Disguised as an academic project, Camelot was a covert tool of the John F. Kennedy administration in the 1960s aimed at ensuring US global hegemony and controlling social and transformation movements anywhere on the planet.
“The United States chose Chile as a laboratory because of its insularity—it’s a country isolated from the world—and also because they considered it to be homogeneous and lacking major differences,” explained the author.
Characterized as a non-fiction novel, the work is divided into three parts, the first of which, which occupies almost 70 percent, is factual. “Everything that happens there—the names of the characters, the situations and dates, the documents—are true,” said the writer.

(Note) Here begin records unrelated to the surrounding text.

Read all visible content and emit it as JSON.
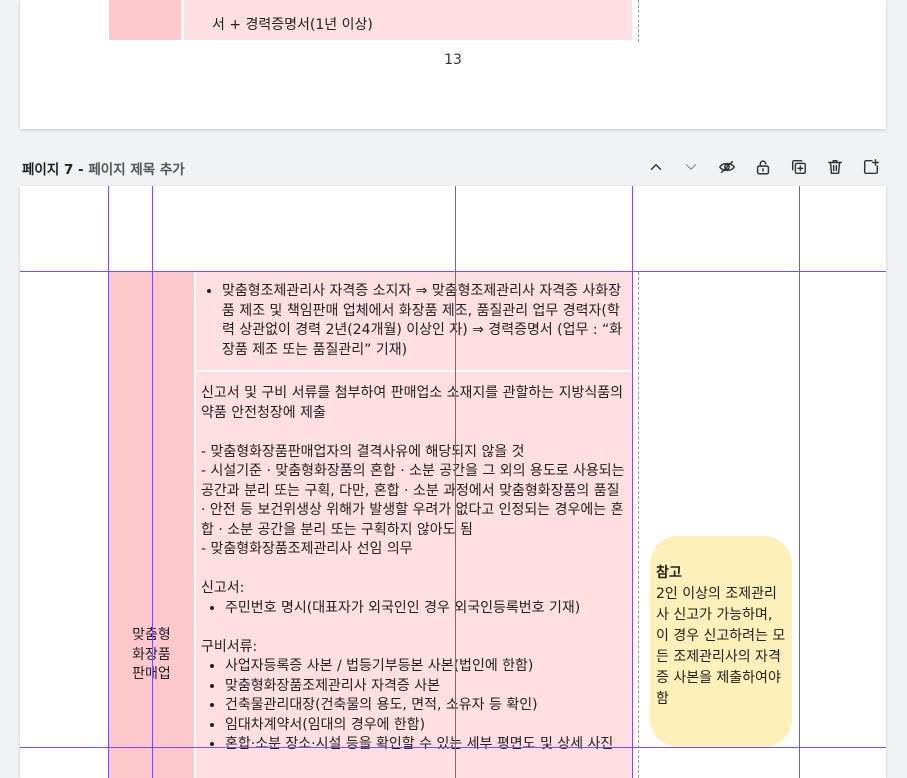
{
  "prev_page": {
    "last_row_text": "서 + 경력증명서(1년 이상)",
    "page_number": "13"
  },
  "page_header": {
    "page_label": "페이지 7",
    "separator": " - ",
    "title_placeholder": "페이지 제목 추가"
  },
  "toolbar": [
    {
      "name": "move-up-icon"
    },
    {
      "name": "move-down-icon"
    },
    {
      "name": "hide-page-icon"
    },
    {
      "name": "lock-page-icon"
    },
    {
      "name": "duplicate-page-icon"
    },
    {
      "name": "delete-page-icon"
    },
    {
      "name": "add-page-icon"
    }
  ],
  "table": {
    "category": "맞춤형\n화장품\n판매업",
    "row1": {
      "bullet": "맞춤형조제관리사 자격증 소지자 ⇒ 맞춤형조제관리사 자격증 사화장품 제조 및 책임판매 업체에서 화장품 제조, 품질관리 업무 경력자(학력 상관없이 경력 2년(24개월) 이상인 자) ⇒ 경력증명서 (업무 : “화장품 제조 또는 품질관리” 기재)"
    },
    "row2": {
      "intro": "신고서 및 구비 서류를 첨부하여 판매업소 소재지를 관할하는 지방식품의약품 안전청장에 제출",
      "requirements": [
        "- 맞춤형화장품판매업자의 결격사유에 해당되지 않을 것",
        "- 시설기준 · 맞춤형화장품의 혼합 · 소분 공간을 그 외의 용도로 사용되는 공간과 분리 또는 구획, 다만, 혼합 · 소분 과정에서 맞춤형화장품의 품질 · 안전 등 보건위생상 위해가 발생할 우려가 없다고 인정되는 경우에는 혼합 · 소분 공간을 분리 또는 구획하지 않아도 됨",
        "- 맞춤형화장품조제관리사 선임 의무"
      ],
      "form_label": "신고서:",
      "form_items": [
        "주민번호 명시(대표자가 외국인인 경우 외국인등록번호 기재)"
      ],
      "docs_label": "구비서류:",
      "docs_items": [
        "사업자등록증 사본 / 법등기부등본 사본(법인에 한함)",
        "맞춤형화장품조제관리사 자격증 사본",
        "건축물관리대장(건축물의 용도, 면적, 소유자 등 확인)",
        "임대차계약서(임대의 경우에 한함)",
        "혼합·소분 장소·시설 등을 확인할 수 있는 세부 평면도 및 상세 사진"
      ]
    },
    "note": {
      "title": "참고",
      "text": " 2인 이상의 조제관리사 신고가 가능하며, 이 경우 신고하려는 모든 조제관리사의 자격증 사본을 제출하여야 함"
    }
  },
  "colors": {
    "pink_light": "#ffdfe2",
    "pink_dark": "#ffc9cc",
    "note_yellow": "#fdf0b8",
    "guide_purple": "#7c4dff"
  }
}
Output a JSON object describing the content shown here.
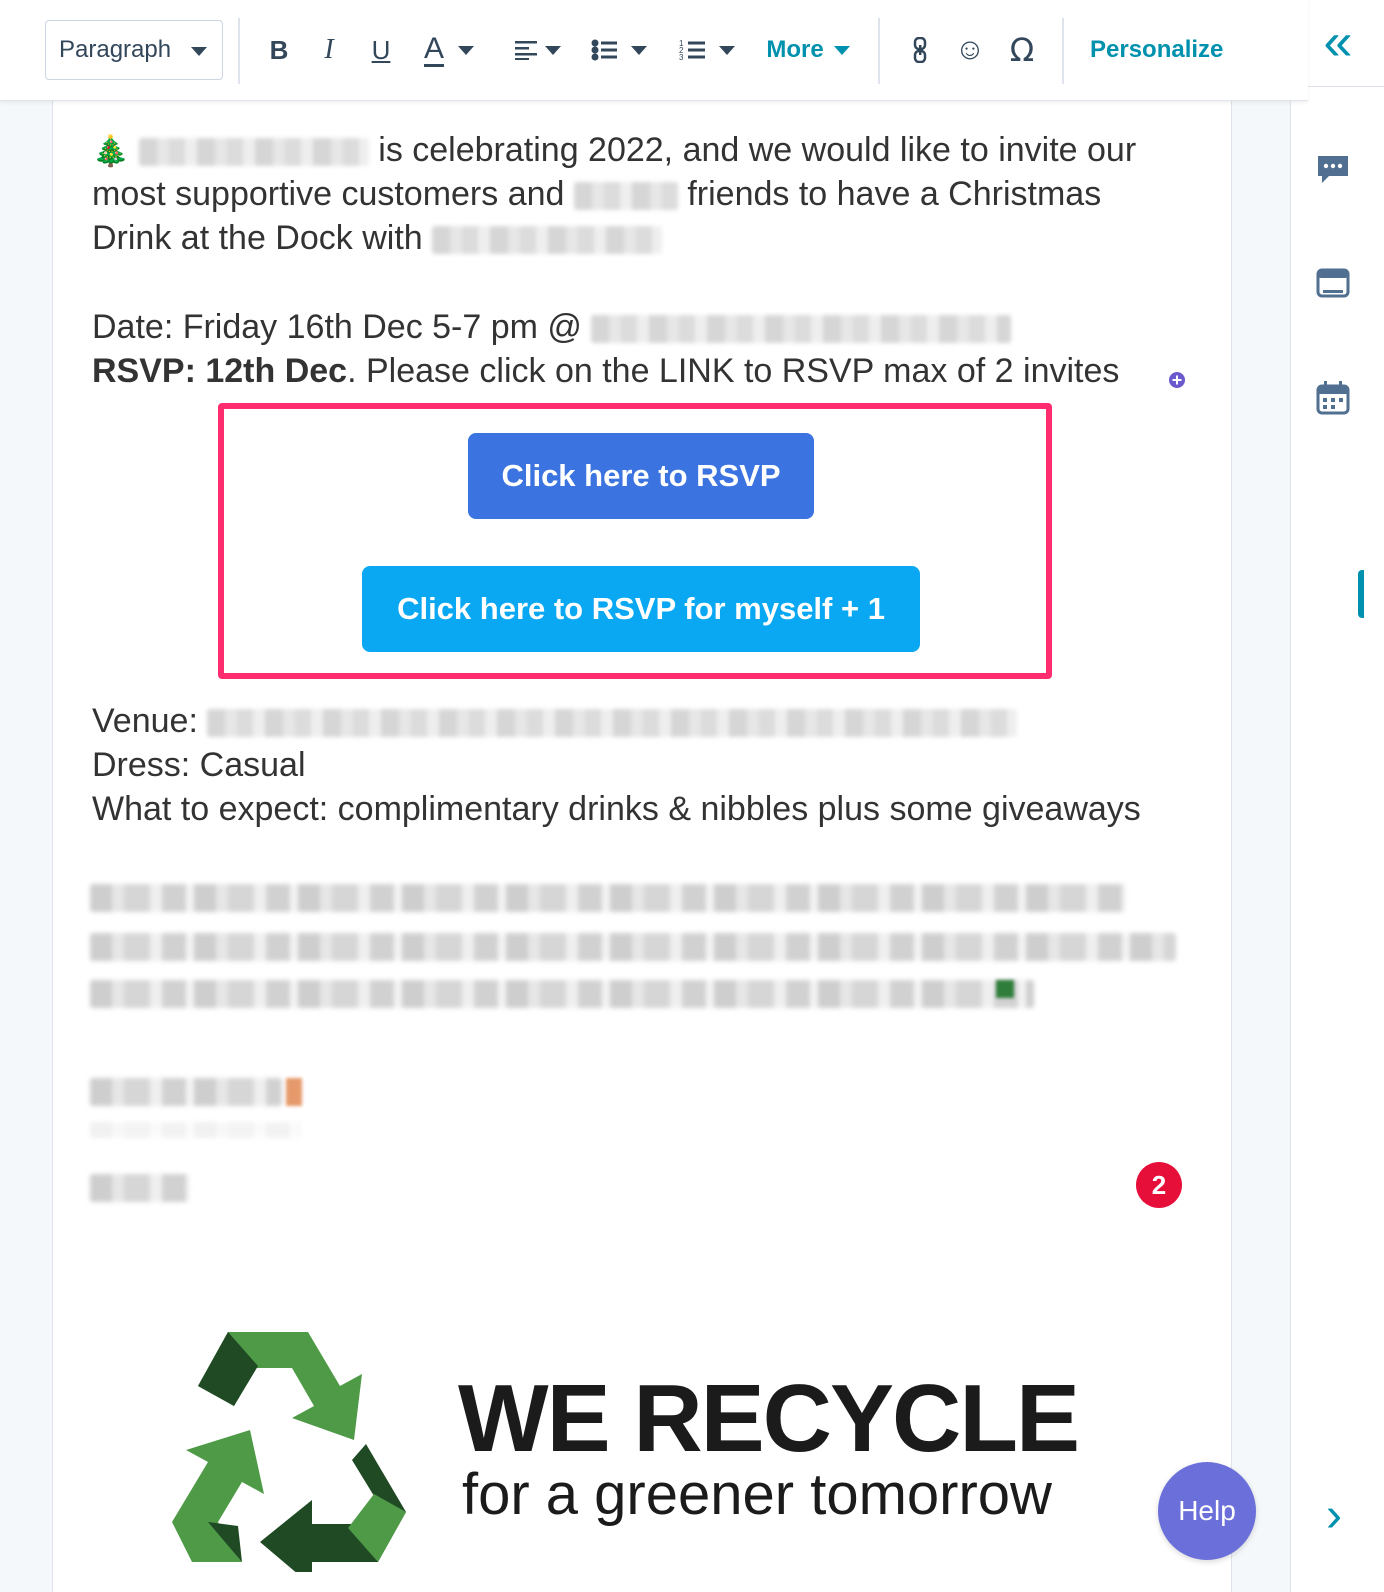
{
  "toolbar": {
    "paragraph_select": "Paragraph",
    "bold_glyph": "B",
    "italic_glyph": "I",
    "underline_glyph": "U",
    "text_color_glyph": "A",
    "more_label": "More",
    "link_glyph": "⛓",
    "emoji_glyph": "☺",
    "special_char_glyph": "Ω",
    "personalize_label": "Personalize"
  },
  "rail": {
    "collapse_glyph": "«",
    "expand_glyph": "›",
    "icons": [
      "comment-icon",
      "template-icon",
      "calendar-icon"
    ]
  },
  "email": {
    "tree_emoji": "🎄",
    "line1_rest": "is celebrating 2022, and we would like to invite our",
    "line2_a": "most supportive customers and",
    "line2_b": "friends to have a Christmas",
    "line3": "Drink at the Dock with",
    "date_line": "Date: Friday 16th Dec 5-7 pm @",
    "rsvp_bold": "RSVP: 12th Dec",
    "rsvp_rest": ".  Please click on the LINK to RSVP max of 2 invites",
    "button_primary": "Click here to RSVP",
    "button_secondary": "Click here to RSVP for myself + 1",
    "venue_label": "Venue:",
    "dress_line": "Dress: Casual",
    "expect_line": "What to expect: complimentary drinks & nibbles plus some giveaways"
  },
  "badge_count": "2",
  "help_label": "Help",
  "logo": {
    "title": "WE RECYCLE",
    "subtitle": "for a greener tomorrow"
  },
  "colors": {
    "accent_teal": "#0091ae",
    "rsvp_primary": "#3b73e0",
    "rsvp_secondary": "#0aa8f2",
    "highlight_border": "#ff2d6f",
    "badge_red": "#e60f3a",
    "help_purple": "#6b6fd9"
  }
}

But the book has two narrative threads: on the one hand, the story itself, and on the other, a journalist investigating the scope of the project unveiled in 1965.
“This plan has transformed; its name and team have changed, but what hasn’t changed is the United States’ goal of hegemony and domination,” said the author of the text, presented at the Living Gallery in the Lastarria neighborhood of Mexico City.
For the writer, Camelot is the precursor and starting point of the algorithms that today control and manipulate us day by day, second by second, moment by moment.
At the presentation, sociologist and academic Maria Emilia Tijoux explained that this book reveals the intricacies of a social research project aimed at measuring and predicting the causes of revolutions and insurgencies in Latin America and how to control them.